Kelompok ini berargumentasi dengan
hadits berikut ini:
قَدِمَ أُنَاسٌ مِنْ عُكْلٍ أَوْ
عُرَيْنَةَ فَاجْتَوَوْا المدِينَةَ فَأَمَرَهُمُ النَّبِيُّ صَلَّى اللهُ
عَلَيْهِ وَسَلَّمَ بِلِقَاحٍ وَأَنْ يَشْرَبُوا مِنْ أَبْوَالِهَا وَأَلْبَانِهَا
Artinya: “Sejumlah orang dari ‘Ukl atau
‘Urainah datang ke Madinah, namun mereka tidak tahan dengan iklim Madinah
hingga mereka sakit. Lalu Nabi shallallahu ‘alaihi wa sallam memerintahkan
mereka agar menyusul sekawanan unta yang menghasilkan air susu, dan
memerintahkan mereka untuk meminum air kencing dan susunya.”[10]
Hadits ini menunjukkan sucinya air
kencing unta, karena Nabi shallallahu ‘alaihi wa sallam memerintahkan
orang-orang ‘Urainah untuk meminumnya saat mereka sakit. Hadits ini juga
menjadi dalil –bagi yang berpegang pada pendapat kedua ini– atas sucinya
seluruh air kencing hewan yang boleh dimakan dagingnya dengan mengqiyaskannya
pada unta yang memang termasuk hewan yang boleh dimakan dagingnya.
Ibn Hazm yang mendukung pendapat
pertama membantah penggunaan hadits ini sebagai dalil sucinya air kencing hewan
yang boleh dimakan dagingnya. Menurut beliau, hadits ini berbicara tentang
pengobatan orang sakit. Dan pengobatan terhadap sakit merupakan keadaan
darurat, dan keadaan darurat membolehkan seseorang makan dan minum sesuatu yang
haram yang mereka perlukan.

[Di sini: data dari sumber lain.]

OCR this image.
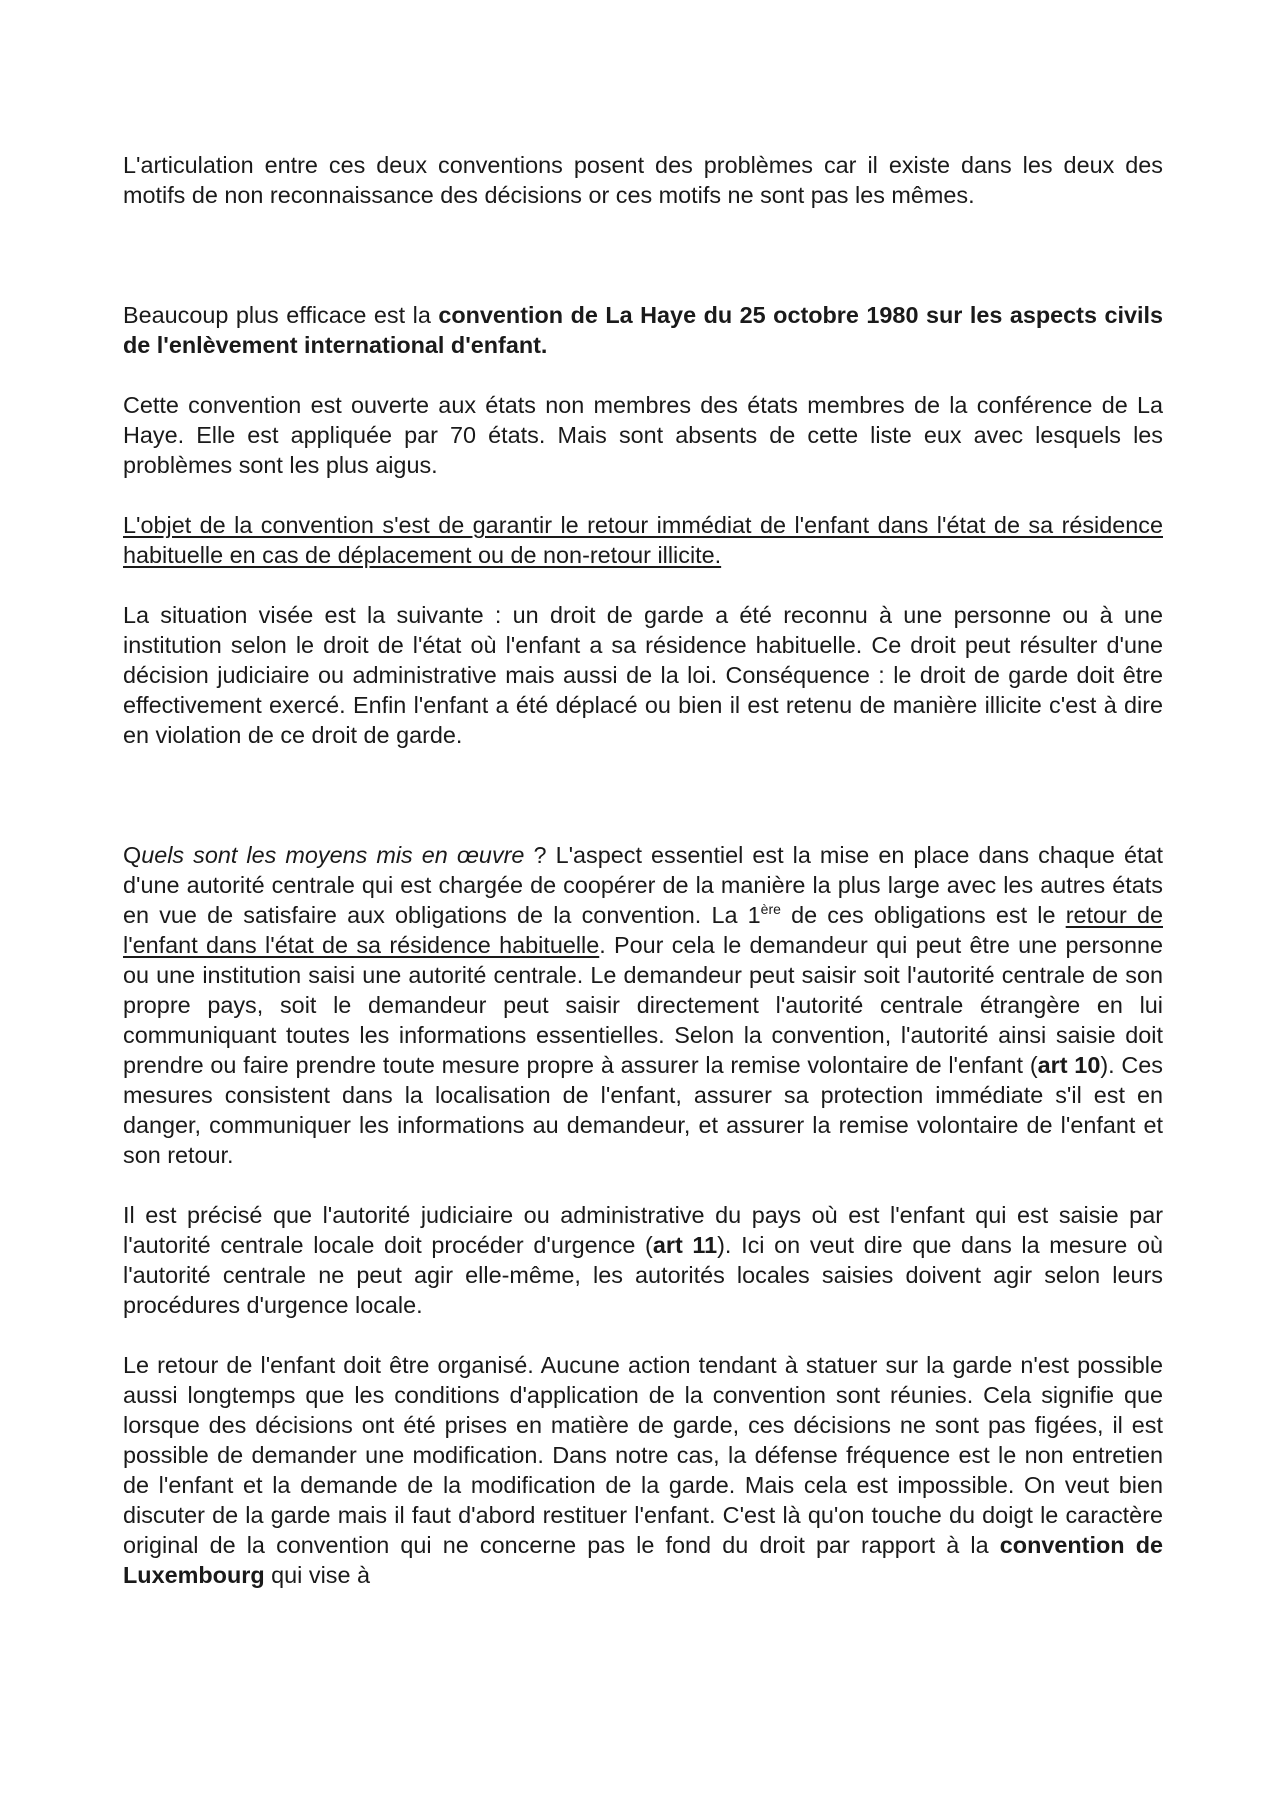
L'articulation entre ces deux conventions posent des problèmes car il existe dans les deux des motifs de non reconnaissance des décisions or ces motifs ne sont pas les mêmes.

Beaucoup plus efficace est la convention de La Haye du 25 octobre 1980 sur les aspects civils de l'enlèvement international d'enfant.

Cette convention est ouverte aux états non membres des états membres de la conférence de La Haye. Elle est appliquée par 70 états. Mais sont absents de cette liste eux avec lesquels les problèmes sont les plus aigus.

L'objet de la convention s'est de garantir le retour immédiat de l'enfant dans l'état de sa résidence habituelle en cas de déplacement ou de non-retour illicite.

La situation visée est la suivante : un droit de garde a été reconnu à une personne ou à une institution selon le droit de l'état où l'enfant a sa résidence habituelle. Ce droit peut résulter d'une décision judiciaire ou administrative mais aussi de la loi. Conséquence : le droit de garde doit être effectivement exercé. Enfin l'enfant a été déplacé ou bien il est retenu de manière illicite c'est à dire en violation de ce droit de garde.

Quels sont les moyens mis en œuvre ? L'aspect essentiel est la mise en place dans chaque état d'une autorité centrale qui est chargée de coopérer de la manière la plus large avec les autres états en vue de satisfaire aux obligations de la convention. La 1ère de ces obligations est le retour de l'enfant dans l'état de sa résidence habituelle. Pour cela le demandeur qui peut être une personne ou une institution saisi une autorité centrale. Le demandeur peut saisir soit l'autorité centrale de son propre pays, soit le demandeur peut saisir directement l'autorité centrale étrangère en lui communiquant toutes les informations essentielles. Selon la convention, l'autorité ainsi saisie doit prendre ou faire prendre toute mesure propre à assurer la remise volontaire de l'enfant (art 10). Ces mesures consistent dans la localisation de l'enfant, assurer sa protection immédiate s'il est en danger, communiquer les informations au demandeur, et assurer la remise volontaire de l'enfant et son retour.

Il est précisé que l'autorité judiciaire ou administrative du pays où est l'enfant qui est saisie par l'autorité centrale locale doit procéder d'urgence (art 11). Ici on veut dire que dans la mesure où l'autorité centrale ne peut agir elle-même, les autorités locales saisies doivent agir selon leurs procédures d'urgence locale.

Le retour de l'enfant doit être organisé. Aucune action tendant à statuer sur la garde n'est possible aussi longtemps que les conditions d'application de la convention sont réunies. Cela signifie que lorsque des décisions ont été prises en matière de garde, ces décisions ne sont pas figées, il est possible de demander une modification. Dans notre cas, la défense fréquence est le non entretien de l'enfant et la demande de la modification de la garde. Mais cela est impossible. On veut bien discuter de la garde mais il faut d'abord restituer l'enfant. C'est là qu'on touche du doigt le caractère original de la convention qui ne concerne pas le fond du droit par rapport à la convention de Luxembourg qui vise à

Hal ini berdasarkan firman Allah subhanahu wa
ta’ala:
وَقَدْ فَصَّلَ لَكُمْ مَا حَرَّمَ
عَلَيْكُمْ إِلا مَا اضْطُرِرْتُمْ إِلَيْه
Artinya: “Dan sesungguhnya Allah telah
menjelaskan kepada kalian apa saja yang diharamkan-Nya atas kalian, kecuali apa
yang terpaksa kamu memakannya.”[11] ()
Namun pernyataan Ibn Hazm dan
pendukungnya ini dibantah oleh Mahmud ‘Abdul Lathif ‘Uwaidhah. Dalam kitab al-Jaami’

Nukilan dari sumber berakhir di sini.